At step 600, the file is analysed to determine whether or not any of the changes being made to the file are suspicious. The comparison may be made against the file version currently stored in the primary storage medium, or possible against a version retrieved from the secondary storage medium. If this check succeeds at step 700, the process continues to the next check at step 800. On the other hand, if the changes identify the file as suspicious, at step 500, back-up the file is inhibited.

At step 800, the characteristics of the ongoing write operation are analysed together with a recorded history of write operations, in order to discern whether or not the write operation forms part of a pattern of write operations that is suspicious. If this is the case, at step 500, the file is identified (to the back-up process) to prevent back-up of the file. Other files that form part of the same pattern may also be identified to the back-up process (although a back-up of those files may already have occurred). If no suspicious pattern is detected, the process returns to continuous monitoring at step 100.

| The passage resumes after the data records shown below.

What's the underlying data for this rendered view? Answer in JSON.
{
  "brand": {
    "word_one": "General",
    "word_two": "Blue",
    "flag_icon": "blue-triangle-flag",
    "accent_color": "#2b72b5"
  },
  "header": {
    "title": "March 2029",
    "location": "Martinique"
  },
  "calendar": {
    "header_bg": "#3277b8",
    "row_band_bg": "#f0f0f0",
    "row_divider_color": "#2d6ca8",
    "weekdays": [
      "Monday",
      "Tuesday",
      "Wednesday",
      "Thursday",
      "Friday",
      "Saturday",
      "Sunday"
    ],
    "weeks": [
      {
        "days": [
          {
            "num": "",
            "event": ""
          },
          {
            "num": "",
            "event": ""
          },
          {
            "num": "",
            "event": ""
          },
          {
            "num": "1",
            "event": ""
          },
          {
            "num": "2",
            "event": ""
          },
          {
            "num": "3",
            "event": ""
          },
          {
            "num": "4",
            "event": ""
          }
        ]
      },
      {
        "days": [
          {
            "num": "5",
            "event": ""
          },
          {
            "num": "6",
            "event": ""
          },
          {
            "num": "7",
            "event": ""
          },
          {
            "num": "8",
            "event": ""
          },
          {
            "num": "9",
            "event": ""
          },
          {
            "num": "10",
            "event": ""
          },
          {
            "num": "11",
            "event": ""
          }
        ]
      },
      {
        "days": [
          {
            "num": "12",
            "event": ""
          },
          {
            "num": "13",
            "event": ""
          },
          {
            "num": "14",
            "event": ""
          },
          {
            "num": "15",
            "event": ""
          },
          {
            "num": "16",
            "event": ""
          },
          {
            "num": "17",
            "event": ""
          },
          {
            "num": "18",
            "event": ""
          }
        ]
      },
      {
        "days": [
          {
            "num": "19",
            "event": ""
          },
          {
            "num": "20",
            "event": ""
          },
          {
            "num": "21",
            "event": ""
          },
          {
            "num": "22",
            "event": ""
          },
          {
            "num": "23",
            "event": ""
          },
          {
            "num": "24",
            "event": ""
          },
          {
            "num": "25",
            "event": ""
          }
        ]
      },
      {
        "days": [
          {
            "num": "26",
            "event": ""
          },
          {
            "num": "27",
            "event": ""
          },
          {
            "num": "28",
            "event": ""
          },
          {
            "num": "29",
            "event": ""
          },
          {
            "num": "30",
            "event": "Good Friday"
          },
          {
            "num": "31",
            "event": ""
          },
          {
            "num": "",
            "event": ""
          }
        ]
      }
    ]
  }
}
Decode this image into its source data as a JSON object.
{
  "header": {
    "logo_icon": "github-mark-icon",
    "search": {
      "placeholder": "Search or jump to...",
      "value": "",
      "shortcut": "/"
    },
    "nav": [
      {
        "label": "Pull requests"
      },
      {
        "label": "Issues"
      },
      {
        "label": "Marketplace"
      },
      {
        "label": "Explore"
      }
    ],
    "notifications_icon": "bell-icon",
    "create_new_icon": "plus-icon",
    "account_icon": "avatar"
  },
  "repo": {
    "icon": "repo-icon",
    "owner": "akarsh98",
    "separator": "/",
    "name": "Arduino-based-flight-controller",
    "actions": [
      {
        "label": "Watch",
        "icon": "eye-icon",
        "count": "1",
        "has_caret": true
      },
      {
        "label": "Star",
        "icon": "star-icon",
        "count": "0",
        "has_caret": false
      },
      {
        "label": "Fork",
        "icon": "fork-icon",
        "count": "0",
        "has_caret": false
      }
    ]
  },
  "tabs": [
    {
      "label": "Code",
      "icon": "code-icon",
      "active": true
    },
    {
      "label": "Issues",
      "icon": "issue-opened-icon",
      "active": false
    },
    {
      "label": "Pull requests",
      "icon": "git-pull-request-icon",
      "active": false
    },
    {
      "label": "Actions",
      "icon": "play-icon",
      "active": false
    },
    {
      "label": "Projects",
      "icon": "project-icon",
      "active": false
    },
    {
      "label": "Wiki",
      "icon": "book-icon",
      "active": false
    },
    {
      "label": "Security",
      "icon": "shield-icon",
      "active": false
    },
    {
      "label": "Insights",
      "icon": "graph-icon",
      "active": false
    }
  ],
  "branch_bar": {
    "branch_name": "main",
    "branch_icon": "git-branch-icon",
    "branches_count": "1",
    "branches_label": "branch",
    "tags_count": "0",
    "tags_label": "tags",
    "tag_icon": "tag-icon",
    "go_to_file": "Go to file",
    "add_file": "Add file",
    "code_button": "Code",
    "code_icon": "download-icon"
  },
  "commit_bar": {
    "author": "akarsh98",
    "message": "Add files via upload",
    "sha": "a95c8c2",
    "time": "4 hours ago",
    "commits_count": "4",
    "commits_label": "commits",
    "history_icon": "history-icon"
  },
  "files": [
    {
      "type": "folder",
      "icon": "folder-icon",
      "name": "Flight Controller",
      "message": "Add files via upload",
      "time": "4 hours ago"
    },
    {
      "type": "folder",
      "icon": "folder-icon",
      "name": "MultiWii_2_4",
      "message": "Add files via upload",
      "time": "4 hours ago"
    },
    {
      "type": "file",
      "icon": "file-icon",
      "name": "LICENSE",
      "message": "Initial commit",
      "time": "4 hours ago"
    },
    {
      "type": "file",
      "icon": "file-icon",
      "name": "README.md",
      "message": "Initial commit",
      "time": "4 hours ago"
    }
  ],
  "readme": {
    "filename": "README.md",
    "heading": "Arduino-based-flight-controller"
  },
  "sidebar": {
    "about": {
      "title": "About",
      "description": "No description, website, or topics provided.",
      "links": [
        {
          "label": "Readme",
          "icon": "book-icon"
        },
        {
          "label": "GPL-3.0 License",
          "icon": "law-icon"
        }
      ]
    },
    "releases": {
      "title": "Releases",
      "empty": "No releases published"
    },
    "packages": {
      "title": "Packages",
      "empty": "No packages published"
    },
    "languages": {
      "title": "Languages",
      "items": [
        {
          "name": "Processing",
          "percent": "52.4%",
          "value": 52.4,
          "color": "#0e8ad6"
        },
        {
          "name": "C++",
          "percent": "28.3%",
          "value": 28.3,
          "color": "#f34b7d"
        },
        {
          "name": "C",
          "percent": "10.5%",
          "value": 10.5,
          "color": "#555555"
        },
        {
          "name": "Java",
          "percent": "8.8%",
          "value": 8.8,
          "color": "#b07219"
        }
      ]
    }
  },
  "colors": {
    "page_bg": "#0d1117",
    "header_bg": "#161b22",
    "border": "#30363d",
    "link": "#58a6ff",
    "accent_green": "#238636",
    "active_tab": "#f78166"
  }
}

Figure 2 illustrates schematically a computer 1 configured to implement certain file security and integrity procedures. The computer may be a pc, server, mobile phone, etc. The computer comprises a primary storage medium 2, which may be, for example, a hard disk drive or Random Access Memory (RAM), and an interface 3 for connecting the computer to a network, for example the Internet and/or a LAN. Via this network, the computer can interact with a remote, secondary storage medium (not shown), such as a web server.

The computer 1 further comprises a backup unit 4 coupled to the primary storage medium 2 and the interface 3, such that files and associated data may be transferred from the primary storage medium 2 to the (remote) secondary storage medium for safe keeping. The computer further comprises a file system 5, which may be part of a standard operating system, e.g. Microsoft Windows. A security process 6, which may be for example an anti-virus process, comprises a monitoring unit 7 that is configured to monitor the file system 5 to detect write operations made by the file system to the primary storage medium. Upon detection of such an event, the monitoring unit signals the event to a verification unit 8. It may also obtain a copy of the file and provide this to the verification unit, or may identify a location where the file is stored.

The verification unit carries out the tests illustrated in Figure 1 , including checking the file integrity. If the file is considered suspicious, or forms part of a pattern of suspicious write operations, the verification unit signals this to a backup prevention unit 9, which in turn identifies the file to the backup unit 4. The backup unit adds the file or files to a backup "blacklist". Files identified in the blacklist are not backup up, and so any copy stored in the secondary storage medium remain uncorrupted.

The components of the computer illustrated in Figure 2 may be implemented by way of appropriate computer programmes making use of memories and processors and other hardware components of the computer. It will be appreciated by the person of skill in the art that various modifications may be made to the above described embodiments without departing from the scope of the present invention.